Сано прикинул, как с помощью меча поймать убийцу. Можно найти эксперта, и тот определит, кому принадлежит уникальное, приметное оружие.

Заключения эксперта и письменного показания госпожи Симидзу будет достаточно для того, чтобы дело направить в городской суд. Но успеет ли Сано обернуться за два дня?

Вдруг его осенила занятная мысль. Убийца, кто бы он ни был, захочет получить назад свою драгоценную и опасную реликвию. А коли так...

— Не могли бы вы оказать мне услугу? — спросил Сано. Он вставил клинок в рукоять и завернул меч в тряпку.

Двойной подбородок задрожал, ресницы испуганно вспорхнули.

— Разве я мало сделала?
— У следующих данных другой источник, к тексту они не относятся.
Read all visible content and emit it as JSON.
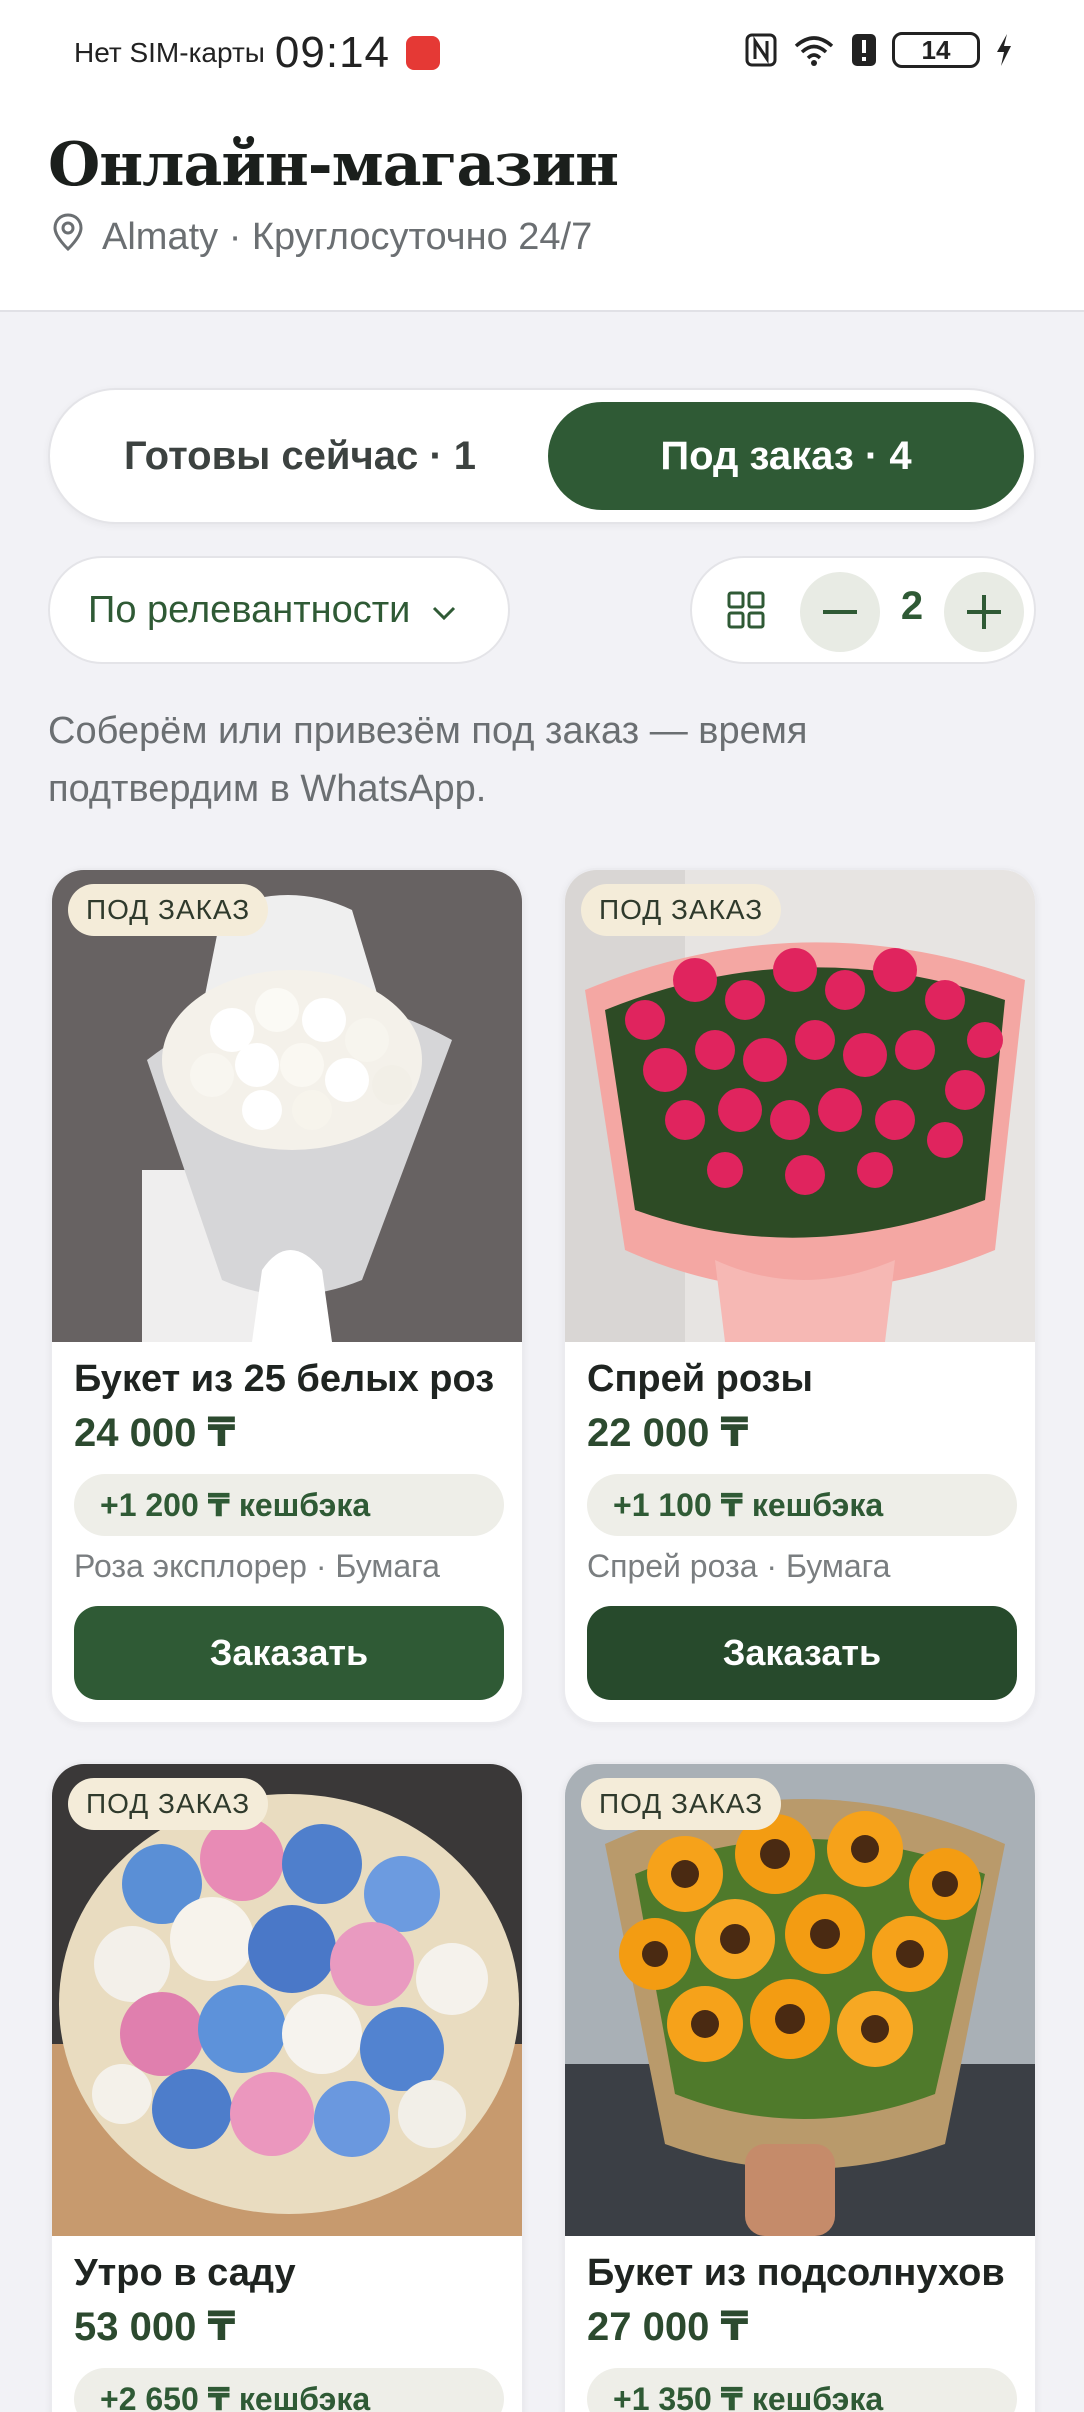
{
  "status_bar": {
    "sim": "Нет SIM-карты",
    "time": "09:14",
    "battery": "14"
  },
  "header": {
    "title": "Онлайн-магазин",
    "location": "Almaty · Круглосуточно 24/7"
  },
  "tabs": [
    {
      "label": "Готовы сейчас · 1",
      "active": false
    },
    {
      "label": "Под заказ · 4",
      "active": true
    }
  ],
  "sort": {
    "label": "По релевантности"
  },
  "columns": {
    "value": "2"
  },
  "hint": "Соберём или привезём под заказ — время подтвердим в WhatsApp.",
  "products": [
    {
      "badge": "ПОД ЗАКАЗ",
      "name": "Букет из 25 белых роз",
      "price": "24 000 ₸",
      "cashback": "+1 200 ₸ кешбэка",
      "meta": "Роза эксплорер · Бумага",
      "button": "Заказать"
    },
    {
      "badge": "ПОД ЗАКАЗ",
      "name": "Спрей розы",
      "price": "22 000 ₸",
      "cashback": "+1 100 ₸ кешбэка",
      "meta": "Спрей роза · Бумага",
      "button": "Заказать"
    },
    {
      "badge": "ПОД ЗАКАЗ",
      "name": "Утро в саду",
      "price": "53 000 ₸",
      "cashback": "+2 650 ₸ кешбэка"
    },
    {
      "badge": "ПОД ЗАКАЗ",
      "name": "Букет из подсолнухов",
      "price": "27 000 ₸",
      "cashback": "+1 350 ₸ кешбэка"
    }
  ],
  "colors": {
    "accent": "#2f5a35",
    "badge_bg": "#f4ecd9",
    "background": "#f2f2f6"
  }
}
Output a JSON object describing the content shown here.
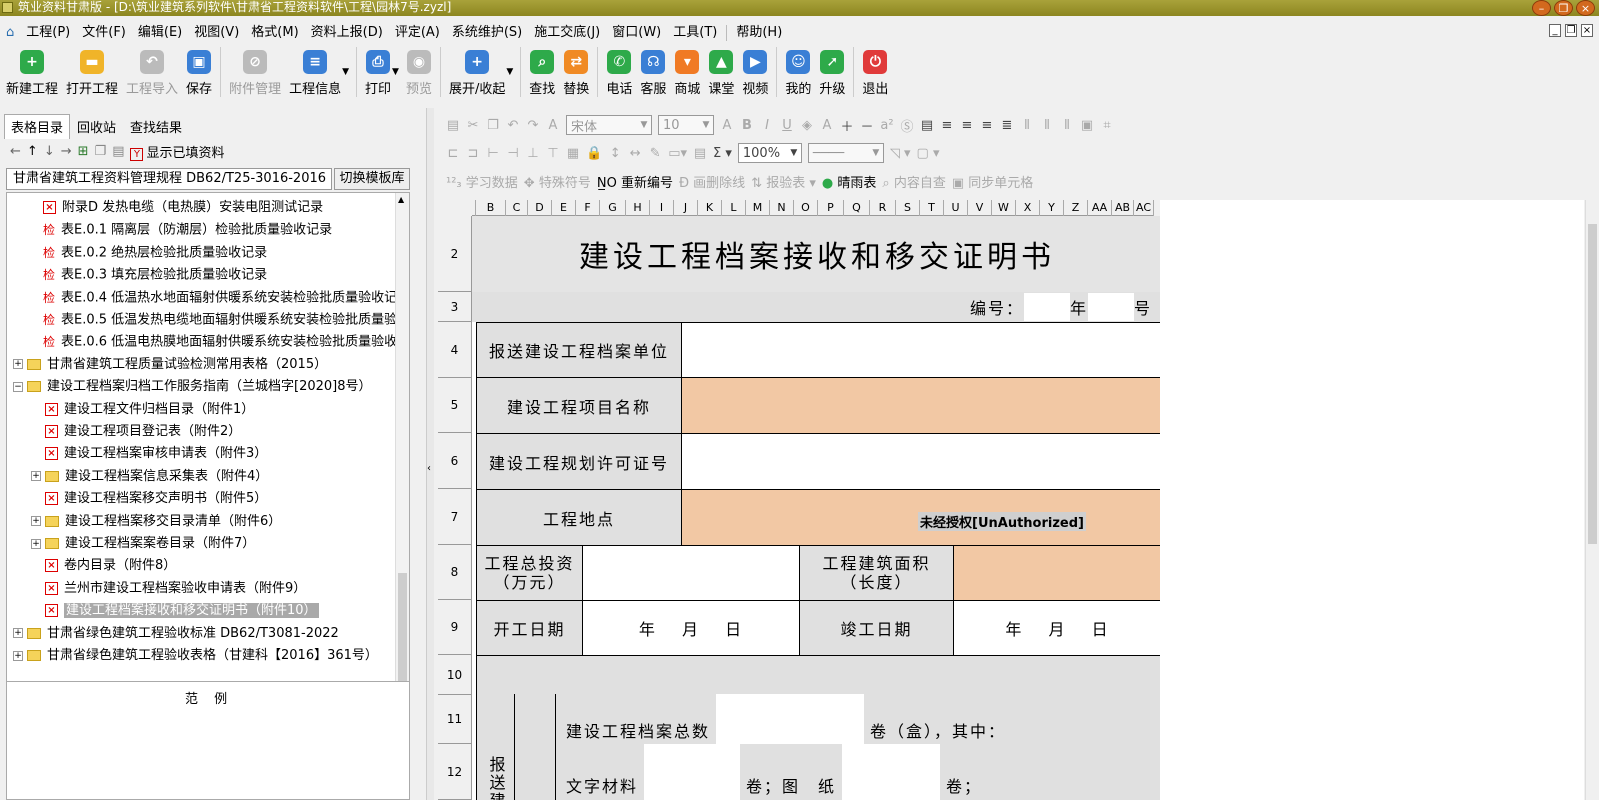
{
  "window": {
    "title": "筑业资料甘肃版 - [D:\\筑业建筑系列软件\\甘肃省工程资料软件\\工程\\园林7号.zyzl]"
  },
  "menu": [
    "工程(P)",
    "文件(F)",
    "编辑(E)",
    "视图(V)",
    "格式(M)",
    "资料上报(D)",
    "评定(A)",
    "系统维护(S)",
    "施工交底(J)",
    "窗口(W)",
    "工具(T)",
    "帮助(H)"
  ],
  "toolbar": {
    "new": "新建工程",
    "open": "打开工程",
    "import": "工程导入",
    "save": "保存",
    "attach": "附件管理",
    "info": "工程信息",
    "print": "打印",
    "preview": "预览",
    "expand": "展开/收起",
    "find": "查找",
    "replace": "替换",
    "phone": "电话",
    "service": "客服",
    "shop": "商城",
    "class": "课堂",
    "video": "视频",
    "mine": "我的",
    "upgrade": "升级",
    "exit": "退出"
  },
  "left": {
    "tabs": [
      "表格目录",
      "回收站",
      "查找结果"
    ],
    "show_filled": "显示已填资料",
    "spec": "甘肃省建筑工程资料管理规程 DB62/T25-3016-2016",
    "switch_btn": "切换模板库",
    "legend_title": "范 例",
    "tree": [
      {
        "label": "附录D 发热电缆（电热膜）安装电阻测试记录",
        "icon": "x",
        "level": 2
      },
      {
        "label": "表E.0.1 隔离层（防潮层）检验批质量验收记录",
        "icon": "j",
        "level": 2
      },
      {
        "label": "表E.0.2 绝热层检验批质量验收记录",
        "icon": "j",
        "level": 2
      },
      {
        "label": "表E.0.3 填充层检验批质量验收记录",
        "icon": "j",
        "level": 2
      },
      {
        "label": "表E.0.4 低温热水地面辐射供暖系统安装检验批质量验收记",
        "icon": "j",
        "level": 2
      },
      {
        "label": "表E.0.5 低温发热电缆地面辐射供暖系统安装检验批质量验",
        "icon": "j",
        "level": 2
      },
      {
        "label": "表E.0.6 低温电热膜地面辐射供暖系统安装检验批质量验收",
        "icon": "j",
        "level": 2
      },
      {
        "label": "甘肃省建筑工程质量试验检测常用表格（2015）",
        "icon": "folder",
        "toggle": "+",
        "level": 0
      },
      {
        "label": "建设工程档案归档工作服务指南（兰城档字[2020]8号）",
        "icon": "folder",
        "toggle": "-",
        "level": 0
      },
      {
        "label": "建设工程文件归档目录（附件1）",
        "icon": "x",
        "level": 1
      },
      {
        "label": "建设工程项目登记表（附件2）",
        "icon": "x",
        "level": 1
      },
      {
        "label": "建设工程档案审核申请表（附件3）",
        "icon": "x",
        "level": 1
      },
      {
        "label": "建设工程档案信息采集表（附件4）",
        "icon": "folder",
        "toggle": "+",
        "level": 1
      },
      {
        "label": "建设工程档案移交声明书（附件5）",
        "icon": "x",
        "level": 1
      },
      {
        "label": "建设工程档案移交目录清单（附件6）",
        "icon": "folder",
        "toggle": "+",
        "level": 1
      },
      {
        "label": "建设工程档案案卷目录（附件7）",
        "icon": "folder",
        "toggle": "+",
        "level": 1
      },
      {
        "label": "卷内目录（附件8）",
        "icon": "x",
        "level": 1
      },
      {
        "label": "兰州市建设工程档案验收申请表（附件9）",
        "icon": "x",
        "level": 1
      },
      {
        "label": "建设工程档案接收和移交证明书（附件10）",
        "icon": "x",
        "level": 1,
        "selected": true
      },
      {
        "label": "甘肃省绿色建筑工程验收标准 DB62/T3081-2022",
        "icon": "folder",
        "toggle": "+",
        "level": 0
      },
      {
        "label": "甘肃省绿色建筑工程验收表格（甘建科【2016】361号）",
        "icon": "folder",
        "toggle": "+",
        "level": 0
      }
    ]
  },
  "format": {
    "font": "宋体",
    "size": "10",
    "zoom": "100%",
    "study": "学习数据",
    "special": "特殊符号",
    "renumber": "重新编号",
    "strike": "画删除线",
    "inspect": "报验表",
    "weather": "晴雨表",
    "selfcheck": "内容自查",
    "sync": "同步单元格"
  },
  "sheet": {
    "columns": [
      "B",
      "C",
      "D",
      "E",
      "F",
      "G",
      "H",
      "I",
      "J",
      "K",
      "L",
      "M",
      "N",
      "O",
      "P",
      "Q",
      "R",
      "S",
      "T",
      "U",
      "V",
      "W",
      "X",
      "Y",
      "Z",
      "AA",
      "AB",
      "AC"
    ],
    "rows": [
      "2",
      "3",
      "4",
      "5",
      "6",
      "7",
      "8",
      "9",
      "10",
      "11",
      "12"
    ],
    "title": "建设工程档案接收和移交证明书",
    "number_label": "编号：",
    "year": "年",
    "no": "号",
    "labels": {
      "unit": "报送建设工程档案单位",
      "project": "建设工程项目名称",
      "permit": "建设工程规划许可证号",
      "location": "工程地点",
      "investment": "工程总投资\n（万元）",
      "area": "工程建筑面积\n（长度）",
      "start": "开工日期",
      "date_blank": "年　 月　 日",
      "finish": "竣工日期",
      "vertical": "报送建",
      "total": "建设工程档案总数",
      "boxes": "卷（盒），其中：",
      "text": "文字材料",
      "drawing": "卷；图　纸",
      "vol": "卷；"
    },
    "watermark": "未经授权[UnAuthorized]"
  }
}
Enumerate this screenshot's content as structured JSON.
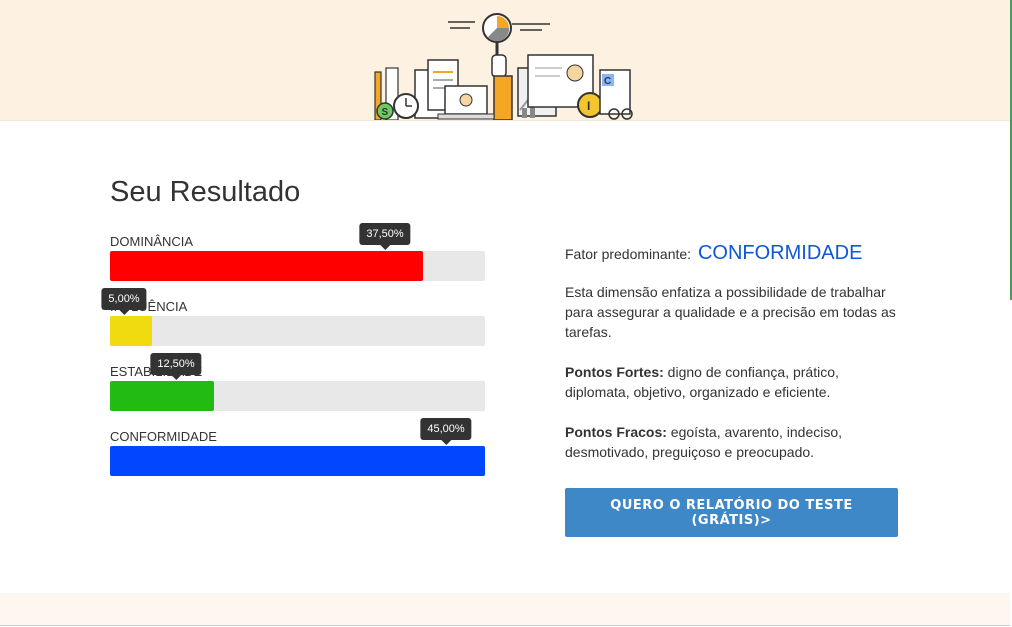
{
  "header": {
    "illustration": "dashboard-analytics-illustration"
  },
  "result": {
    "title": "Seu Resultado",
    "bars": [
      {
        "label": "DOMINÂNCIA",
        "value": 37.5,
        "value_text": "37,50%",
        "color": "#ff0000"
      },
      {
        "label": "INFLUÊNCIA",
        "value": 5.0,
        "value_text": "5,00%",
        "color": "#f0da10"
      },
      {
        "label": "ESTABILIDADE",
        "value": 12.5,
        "value_text": "12,50%",
        "color": "#22bb11"
      },
      {
        "label": "CONFORMIDADE",
        "value": 45.0,
        "value_text": "45,00%",
        "color": "#0047ff"
      }
    ]
  },
  "summary": {
    "factor_label": "Fator predominante:",
    "factor_value": "CONFORMIDADE",
    "description": "Esta dimensão enfatiza a possibilidade de trabalhar para assegurar a qualidade e a precisão em todas as tarefas.",
    "strengths_label": "Pontos Fortes:",
    "strengths_text": " digno de confiança, prático, diplomata, objetivo, organizado e eficiente.",
    "weaknesses_label": "Pontos Fracos:",
    "weaknesses_text": " egoísta, avarento, indeciso, desmotivado, preguiçoso e preocupado."
  },
  "cta": {
    "label": "QUERO O RELATÓRIO DO TESTE (GRÁTIS)>"
  },
  "colors": {
    "accent": "#0f56d8",
    "button": "#3f88c7",
    "banner": "#fdf1e2"
  }
}
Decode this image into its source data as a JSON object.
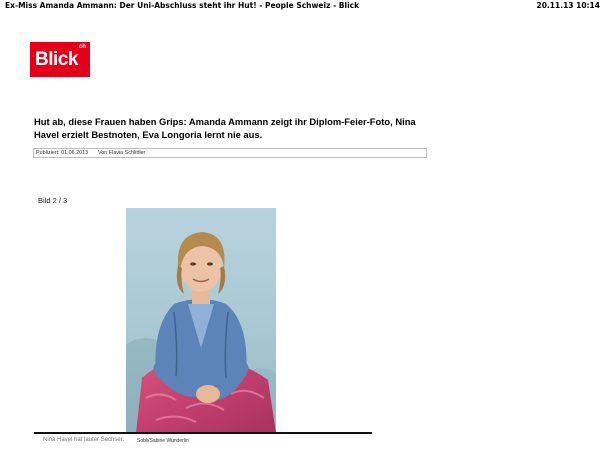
{
  "print_header": {
    "title": "Ex-Miss Amanda Ammann: Der Uni-Abschluss steht ihr Hut! - People Schweiz - Blick",
    "datetime": "20.11.13 10:14"
  },
  "logo": {
    "text": "Blick",
    "suffix": "ch"
  },
  "article": {
    "headline": "Hut ab, diese Frauen haben Grips: Amanda Ammann zeigt ihr Diplom-Feier-Foto, Nina Havel erzielt Bestnoten, Eva Longoria lernt nie aus.",
    "published": "Publiziert: 01.06.2013",
    "author": "Von Flavia Schlittler"
  },
  "gallery": {
    "counter": "Bild 2 / 3",
    "caption": "Nina Havel hat lauter Sechser.",
    "credit": "Sobli/Sabine Wunderlin"
  }
}
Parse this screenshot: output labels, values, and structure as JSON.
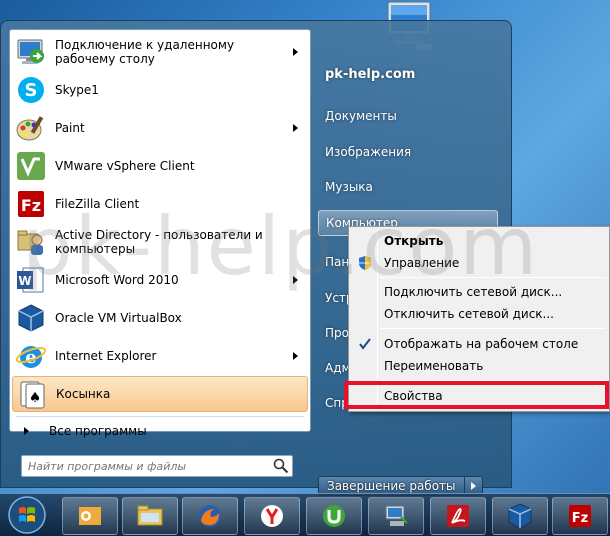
{
  "programs": [
    {
      "label": "Подключение к удаленному рабочему столу",
      "icon": "remote-desktop-icon",
      "submenu": true
    },
    {
      "label": "Skype1",
      "icon": "skype-icon",
      "submenu": false
    },
    {
      "label": "Paint",
      "icon": "paint-icon",
      "submenu": true
    },
    {
      "label": "VMware vSphere Client",
      "icon": "vmware-icon",
      "submenu": false
    },
    {
      "label": "FileZilla Client",
      "icon": "filezilla-icon",
      "submenu": false
    },
    {
      "label": "Active Directory - пользователи и компьютеры",
      "icon": "active-directory-icon",
      "submenu": false
    },
    {
      "label": "Microsoft Word 2010",
      "icon": "word-icon",
      "submenu": true
    },
    {
      "label": "Oracle VM VirtualBox",
      "icon": "virtualbox-icon",
      "submenu": false
    },
    {
      "label": "Internet Explorer",
      "icon": "ie-icon",
      "submenu": true
    },
    {
      "label": "Косынка",
      "icon": "solitaire-icon",
      "submenu": false
    }
  ],
  "all_programs": "Все программы",
  "search": {
    "placeholder": "Найти программы и файлы"
  },
  "right_pane": {
    "user": "pk-help.com",
    "items": [
      "Документы",
      "Изображения",
      "Музыка",
      "Компьютер",
      "Пане",
      "Устр",
      "Про",
      "Адм",
      "Спр"
    ]
  },
  "shutdown": {
    "label": "Завершение работы"
  },
  "context_menu": {
    "items": [
      "Открыть",
      "Управление",
      "Подключить сетевой диск...",
      "Отключить сетевой диск...",
      "Отображать на рабочем столе",
      "Переименовать",
      "Свойства"
    ]
  },
  "watermark": "pk-help.com",
  "taskbar": {
    "buttons": [
      "outlook-icon",
      "explorer-icon",
      "firefox-icon",
      "yandex-icon",
      "utorrent-icon",
      "network-icon",
      "acrobat-icon",
      "virtualbox-icon",
      "filezilla-icon"
    ]
  }
}
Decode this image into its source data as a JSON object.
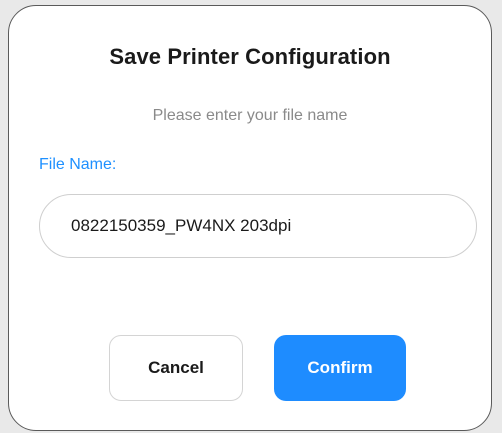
{
  "dialog": {
    "title": "Save Printer Configuration",
    "subtitle": "Please enter your file name",
    "field_label": "File Name:",
    "file_name_value": "0822150359_PW4NX 203dpi",
    "cancel_label": "Cancel",
    "confirm_label": "Confirm"
  },
  "colors": {
    "accent": "#1e8cff",
    "label_blue": "#1e90ff",
    "subtitle_gray": "#8a8a8a"
  }
}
И вообще, с какой стати?

— Если вы мне не поможете, я заставлю вас давать показания прямо в суде, и все, включая мужа, узнают о вашей поездке в храм.

Даже зная, что его понуждают на шантаж обстоятельства, Сано ненавидел себя за подобное обращение с жалкой, беспомощной женщиной. В жутком просветлении он понял: именно таким способом чиновники растут в бакуфу. Пользуясь своей осведомленностью и служебным положением, запугивают людей, подчиняют и по спинам карабкаются наверх. Вроде канцлера Янагисавы... Благодаря расследованию Сано пришел к пониманию сущности врага, к осознанию того, как много между ними общего. Тем не менее он заглушил голос совести словами «Цель оправдывает средства». Наверное, и Янагисава утешался той же формулировкой, забирая власть над сёгуном, растаптывая жизни, проматывая казну.

— Вижу, у меня нет выбора, — сказала госпожа Симидзу.

Она кокетливо улыбнулась и положила ладонь ему на руку. Странная смесь страха и признательности наполнила глаза женщины. Сано обомлел. Она решила, будто он домогается ее любви. Более того, она благосклонно отнеслась к мнимой просьбе. Отвергнутая жена хотела унять боль и тоску.

— Простите, госпожа Симидзу, но я не могу и мысли допустить, чтобы покуситься на вас, — мягко сказал Сано и с поддельным сожалением убрал руку.

Пока разочарование на увядшем лице переходило в изумленную тревогу, сёсакан рассказал женщине о своей хитрой задумке.